Aid is becoming more transparent.
A growing number of donors are taking the lead.Since we began our campaign, there has been a substantial improvement in aid transparency. There are now almost 400 publishers to the IATI Registry; five years ago there was one.
Since 2011, ten publishers, accounting for 25% of total aid, are now meeting the 2011 Busan commitment to aid transparency in full, and another eight have met it in part. Agencies of the United Nations, the U.S. government and the European Commission have improved their data transparency by developing common platforms and trying to work together.
The majority of donors are still underperforming.
There are still a few organisations that don’t appear to accept the need for transparency at all, and refuse to engage on the question. But they are a small minority.
The majority fall into two categories. Either they agree that transparency is important, but publish data that is out of date, incomplete or inconsistent, or they publish data to the IATI Registry and their own websites, but without the detailed information at the activity level, or the contracts or data on results that would allow them to be held to account.
We’re raising the bar.
The Aid Transparency Index has been going since 2011, and its methodology has remained substantially unchanged since 2013. When we first produced the Index, no donors were in the ‘very good’ or ‘good’ categories. Now a third of them are.

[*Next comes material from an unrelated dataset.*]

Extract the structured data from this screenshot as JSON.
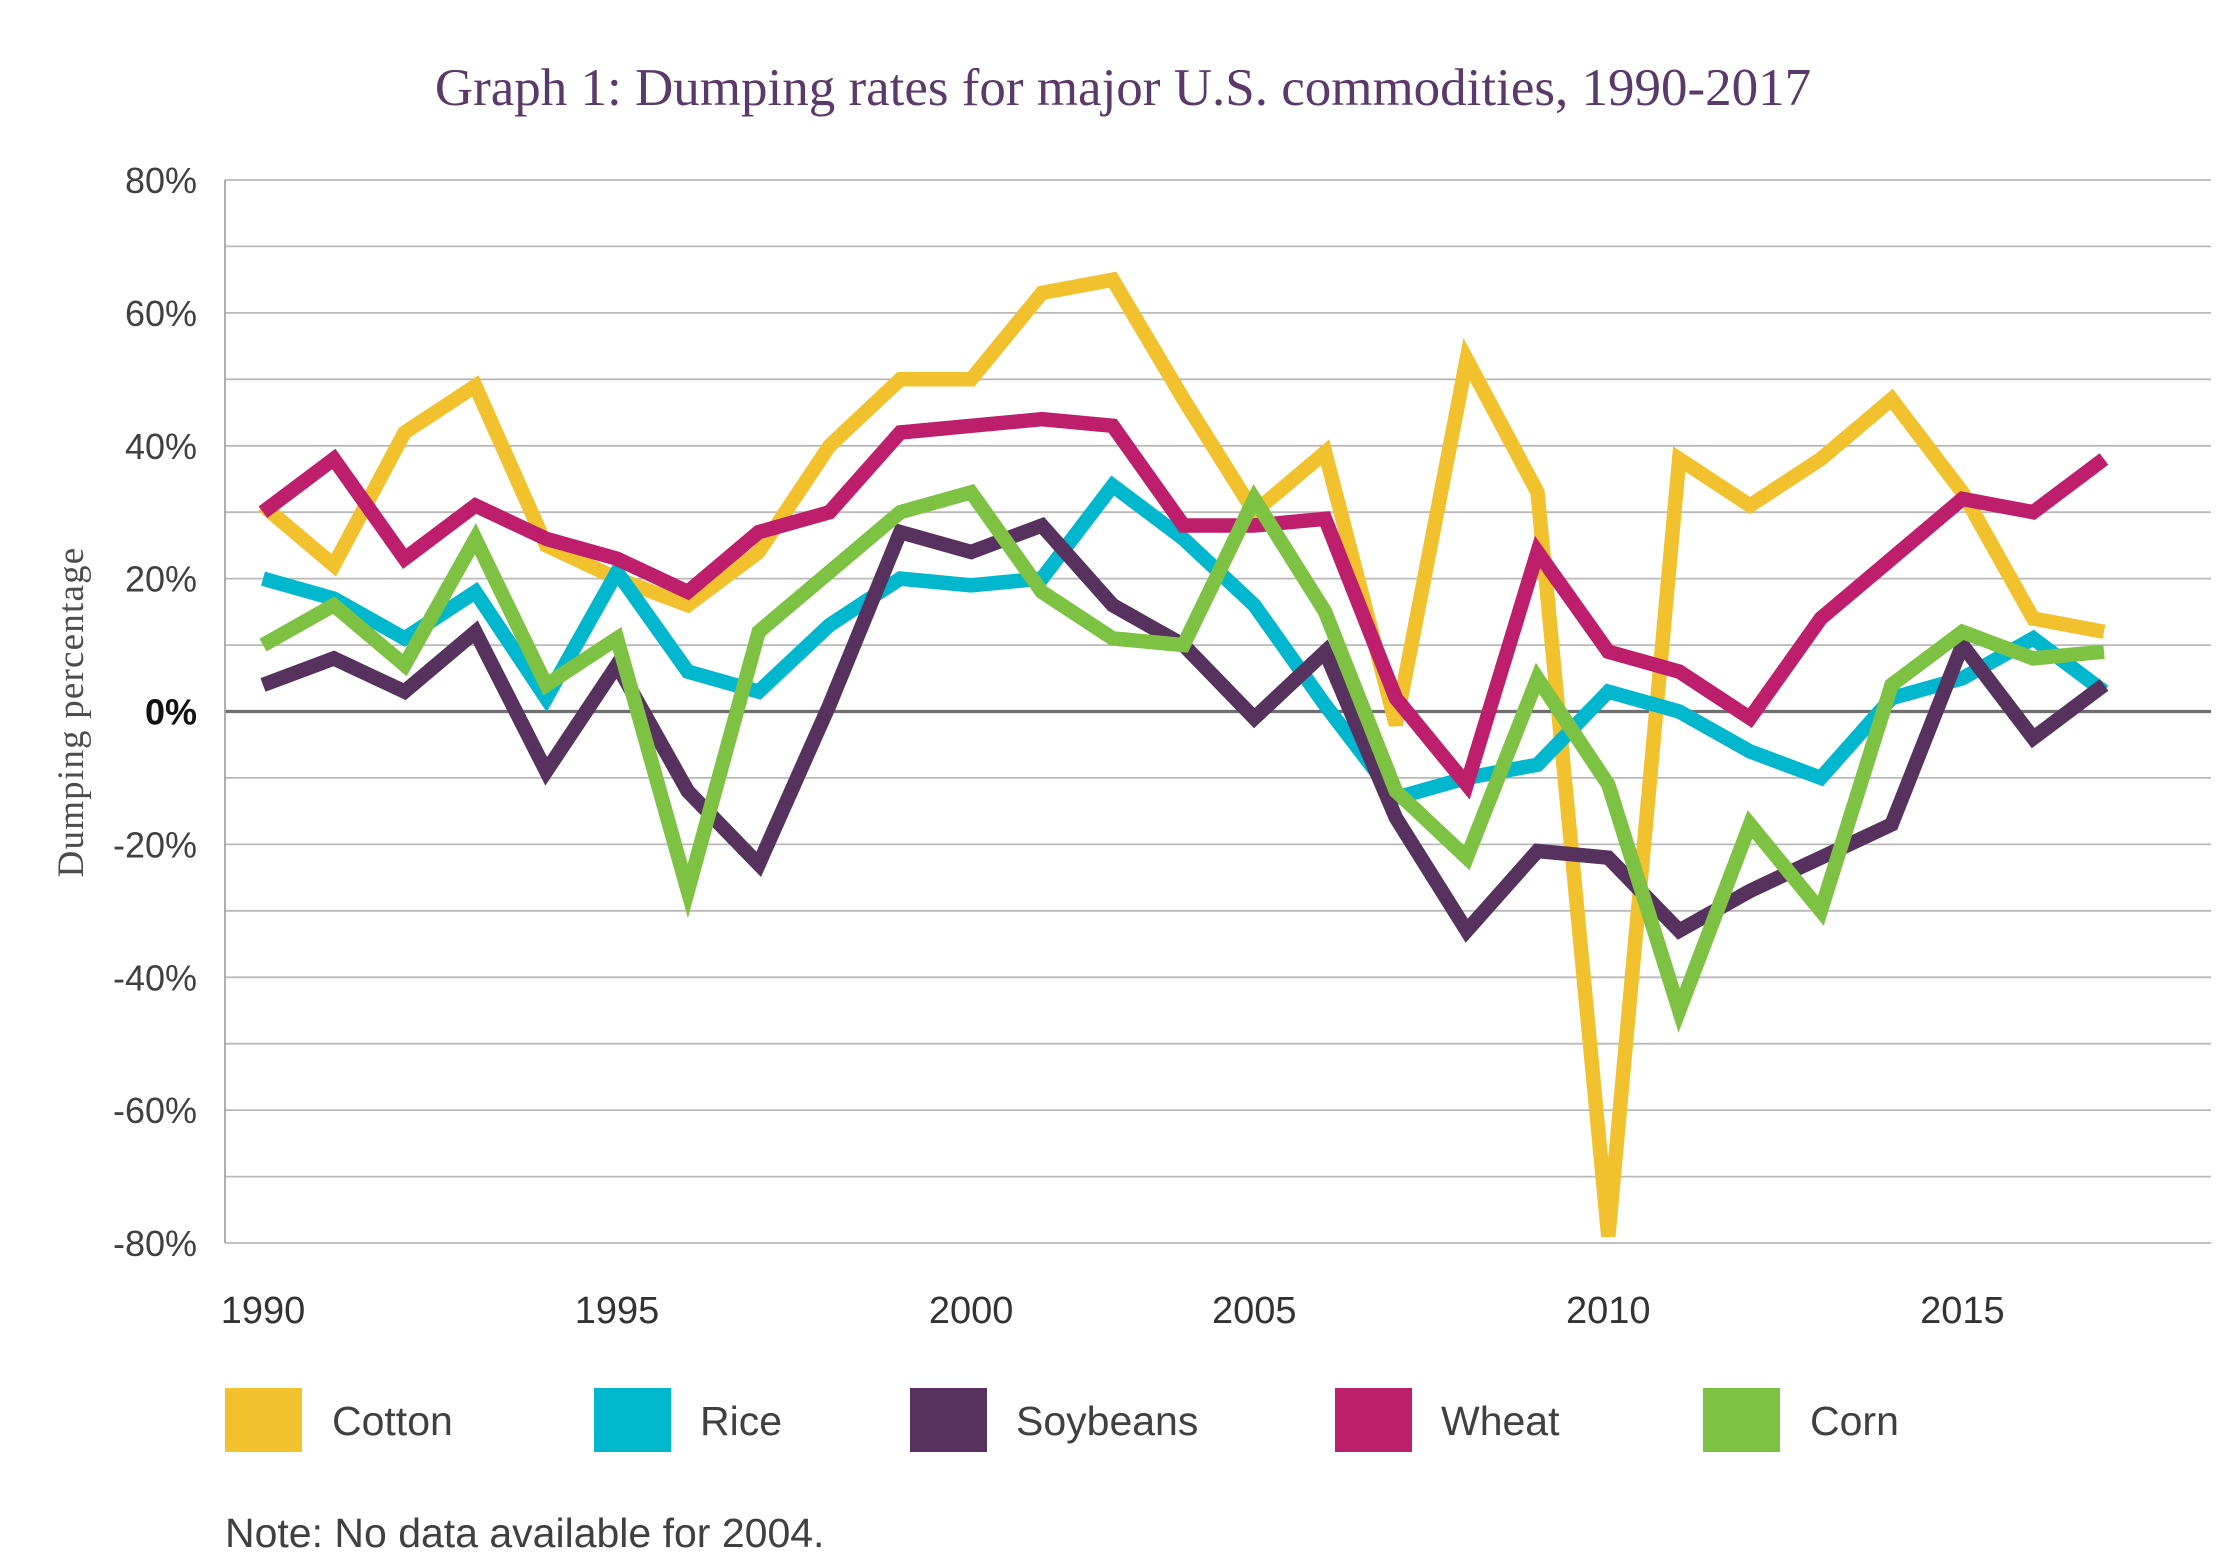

So we are raising the bar. Later this year we will consult on revisions to the Aid Transparency Index, with a view to testing three main options:
• Looking at a broader set of financial flows, including loans and climate finance.
• Encouraging better quality data that makes it easier to trace aid and its results.
• Focusing on how the data is used, by asking who uses data, what their needs are and how donors can help meet those needs.
Recommendations
If you don’t have data, demand it.
Aid is getting more transparent, but there is a long way to go. Governments and civil society need to work together to identify the biggest gaps and help to close them.
We also know that development is moving beyond aid. So we are calling for donors to make humanitarian aid, climate finance and development finance transparent as well.
If you have data, use it.
There’s more and more data out there. Use it, and tell us what is still missing.
For publishers with good data, that means using open data yourself, sharing information with your country offices, parliamentarians and journalists, so they can hold you to account.
For partner governments, that means incorporating data published in the IATI Standard into your aid management system, and joining that data with budget information.
For civil society organisations, that means adapting and using the data both for your activities and to hold governments to account. For activists, that means using data to fight corruption, and to tackle waste and duplication.
If you produce data, publish it.
Transparency applies to everyone.
Publishers should recognise the right to information enshrined in the Sustainable Development Goals, and publish more and better data on the growing range of aid and development related activities.
Talk to each other to share good practice and lessons. Ask the IATI Secretariat for technical support, and use the IATI Standard as an opportunity to strengthen your management systems and improve accountability.